法空大师慈眉善目,“刘施主……该放下的还是放下吧……”

“我……”听到大师的话,他蓦得抬头,“大师……”

“有缘自会相逢!”

“大师,你说会有缘?”刘载离紧张而问,“什么时候呢?”

“阿弥佗佛……刘施主……”法空大师看着欣喜的年轻人,一时竟被堵得说不出话来。

宁王正要派人再寻名医,怀义郡王萧霖居然来了,“伯父——”

“子霖——”

“子离他——”他朝床上看过去。

宁王伤心的留下老泪:“凶险”。

“伯父……”

“太医说只要喝了药,熬过今天就没事,可现在连药都没办法喂进去,这……”宁王老泪再次纵横。

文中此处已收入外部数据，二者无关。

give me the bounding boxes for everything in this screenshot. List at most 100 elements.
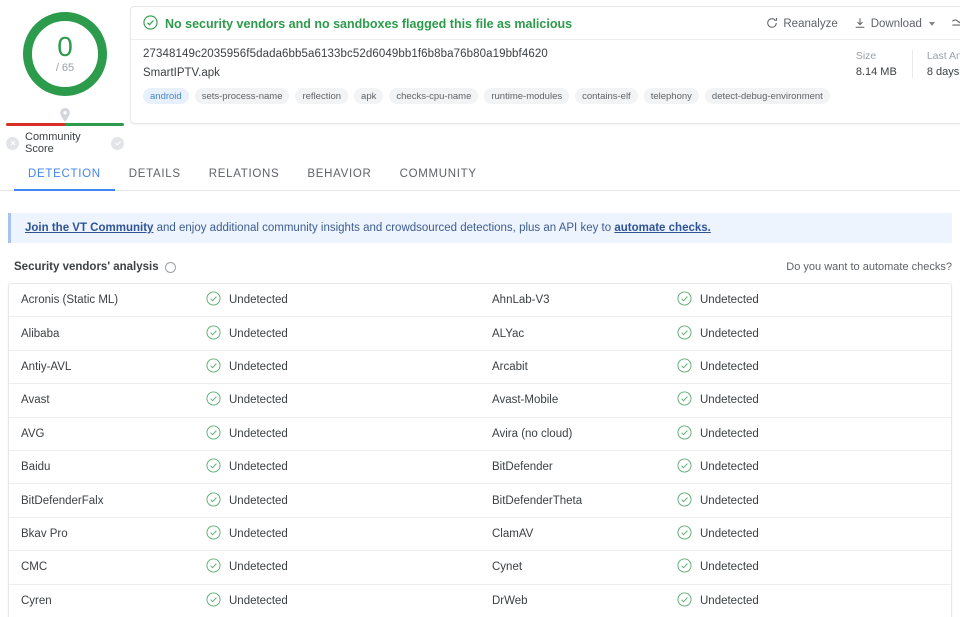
- vendor-name: BitDefenderFalx: [21, 494, 104, 507]
- check-circle-icon: [206, 592, 221, 610]
- tag-runtime-modules[interactable]: runtime-modules: [484, 88, 570, 104]
- table-row-left[interactable]: Antiy-AVL Undetected: [9, 351, 480, 385]
- check-circle-icon: [206, 492, 221, 510]
- check-circle-icon: [677, 525, 692, 543]
- download-button[interactable]: Download: [854, 17, 935, 32]
- tag-contains-elf[interactable]: contains-elf: [575, 88, 638, 104]
- check-circle-icon: [206, 358, 221, 376]
- file-tags: android sets-process-name reflection apk…: [143, 88, 830, 104]
- table-row-right[interactable]: DrWeb Undetected: [480, 585, 951, 617]
- download-label: Download: [870, 18, 922, 30]
- map-pin-icon: [60, 108, 71, 127]
- vendor-name: AVG: [21, 427, 45, 440]
- check-circle-icon: [677, 358, 692, 376]
- tab-detection[interactable]: DETECTION: [14, 158, 115, 191]
- table-row-right[interactable]: BitDefender Undetected: [480, 451, 951, 485]
- reanalyze-button[interactable]: Reanalyze: [766, 17, 838, 32]
- table-row-right[interactable]: ClamAV Undetected: [480, 518, 951, 552]
- vendor-result: Undetected: [206, 425, 288, 443]
- vendor-result: Undetected: [677, 425, 759, 443]
- table-row-right[interactable]: Cynet Undetected: [480, 551, 951, 585]
- vendor-result: Undetected: [206, 492, 288, 510]
- vendor-name: ALYac: [492, 327, 525, 340]
- info-icon[interactable]: [164, 261, 176, 273]
- thumbs-down-icon[interactable]: [6, 136, 19, 150]
- vendor-result-label: Undetected: [229, 394, 288, 407]
- tab-relations[interactable]: RELATIONS: [195, 158, 294, 191]
- vendor-result-label: Undetected: [700, 394, 759, 407]
- file-summary: 0 / 65 Community Score No security vendo…: [0, 0, 960, 155]
- thumbs-up-icon[interactable]: [111, 136, 124, 150]
- vendor-name: Acronis (Static ML): [21, 294, 119, 307]
- table-row-left[interactable]: Baidu Undetected: [9, 451, 480, 485]
- community-label-row: Community Score: [6, 131, 124, 155]
- table-row-left[interactable]: CMC Undetected: [9, 551, 480, 585]
- automate-checks-link[interactable]: automate checks.: [614, 222, 711, 234]
- tag-apk[interactable]: apk: [354, 88, 384, 104]
- table-row-left[interactable]: Bkav Pro Undetected: [9, 518, 480, 552]
- table-row-right[interactable]: BitDefenderTheta Undetected: [480, 484, 951, 518]
- vendors-analysis-header: Security vendors' analysis Do you want t…: [0, 243, 960, 283]
- check-circle-icon: [206, 525, 221, 543]
- tag-android[interactable]: android: [143, 88, 189, 104]
- check-circle-icon: [206, 325, 221, 343]
- meta-last-analysis: Last Analysis Date 8 days ago: [911, 50, 960, 78]
- vendor-result-label: Undetected: [229, 594, 288, 607]
- table-row-right[interactable]: Avast-Mobile Undetected: [480, 384, 951, 418]
- table-row-right[interactable]: Avira (no cloud) Undetected: [480, 418, 951, 451]
- tag-reflection[interactable]: reflection: [295, 88, 349, 104]
- vendor-result: Undetected: [677, 558, 759, 576]
- table-row-right[interactable]: ALYac Undetected: [480, 317, 951, 351]
- check-circle-icon: [677, 425, 692, 443]
- vendor-result-label: Undetected: [700, 327, 759, 340]
- tab-behavior[interactable]: BEHAVIOR: [293, 158, 385, 191]
- vendor-name: Cynet: [492, 561, 523, 574]
- vendors-title-group: Security vendors' analysis: [14, 261, 176, 273]
- tag-telephony[interactable]: telephony: [643, 88, 699, 104]
- detection-total: / 65: [55, 62, 75, 74]
- tag-sets-process-name[interactable]: sets-process-name: [194, 88, 290, 104]
- community-join-banner: Join the VT Community and enjoy addition…: [8, 213, 952, 243]
- tab-community[interactable]: COMMUNITY: [386, 158, 491, 191]
- file-identity: 27348149c2035956f5dada6bb5a6133bc52d6049…: [131, 40, 842, 123]
- vendor-result: Undetected: [206, 391, 288, 409]
- similar-button[interactable]: Similar: [951, 17, 960, 32]
- table-row-left[interactable]: Avast Undetected: [9, 384, 480, 418]
- file-name: SmartIPTV.apk: [143, 67, 220, 79]
- tag-detect-debug-environment[interactable]: detect-debug-environment: [704, 88, 830, 104]
- vendor-name: Arcabit: [492, 360, 528, 373]
- vendor-result-label: Undetected: [700, 494, 759, 507]
- table-row-right[interactable]: Arcabit Undetected: [480, 351, 951, 385]
- vendor-result: Undetected: [677, 458, 759, 476]
- automate-checks-prompt[interactable]: Do you want to automate checks?: [786, 261, 952, 273]
- vendor-result-label: Undetected: [229, 461, 288, 474]
- vendor-name: Antiy-AVL: [21, 360, 72, 373]
- vendor-result-label: Undetected: [229, 561, 288, 574]
- tab-details[interactable]: DETAILS: [115, 158, 195, 191]
- vendor-result-label: Undetected: [700, 594, 759, 607]
- vendor-result: Undetected: [206, 525, 288, 543]
- community-score-widget: Community Score: [6, 108, 124, 155]
- tag-checks-cpu-name[interactable]: checks-cpu-name: [389, 88, 479, 104]
- vendor-name: Baidu: [21, 461, 51, 474]
- table-row-left[interactable]: AVG Undetected: [9, 418, 480, 451]
- vendor-result: Undetected: [677, 391, 759, 409]
- table-row-left[interactable]: Cyren Undetected: [9, 585, 480, 617]
- detection-count: 0: [57, 31, 73, 62]
- vendor-result-label: Undetected: [229, 427, 288, 440]
- table-row-left[interactable]: Alibaba Undetected: [9, 317, 480, 351]
- join-vt-community-link[interactable]: Join the VT Community: [25, 222, 153, 234]
- vendor-result: Undetected: [677, 592, 759, 610]
- table-row-left[interactable]: BitDefenderFalx Undetected: [9, 484, 480, 518]
- vendor-result: Undetected: [206, 458, 288, 476]
- table-row-left[interactable]: Acronis (Static ML) Undetected: [9, 284, 480, 318]
- vendor-result-label: Undetected: [229, 494, 288, 507]
- meta-last-analysis-label: Last Analysis Date: [926, 50, 960, 62]
- vendors-table: Acronis (Static ML) Undetected AhnLab-V3…: [8, 283, 952, 617]
- table-row-right[interactable]: AhnLab-V3 Undetected: [480, 284, 951, 318]
- check-circle-icon: [677, 458, 692, 476]
- vendor-name: Avira (no cloud): [492, 427, 573, 440]
- check-circle-icon: [677, 325, 692, 343]
- check-circle-icon: [677, 391, 692, 409]
- vendor-result-label: Undetected: [700, 427, 759, 440]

萧霖走到刘载离床边,太医和药僮两人正合喂药,塞、挤、扳……不管怎么样,药总是不进去,他叹了口气,“用干净的锦帛卷成细管送到他嘴里试试!”

太医看向萧霖,“锦帛卷成细管?”

萧霖点点头,“我家小儿有次患病,药进不到嘴里,有人用了这次的方法。”

北郡王妃麻二娘就是用这样的方法喂了儿子,儿子因气胀发热烧迷糊了,也是这样,不知张嘴吃药,而气胀是因为腹中有蛔虫,这些蛔虫差点要了儿子的命啊!

“好,老夫来试试。”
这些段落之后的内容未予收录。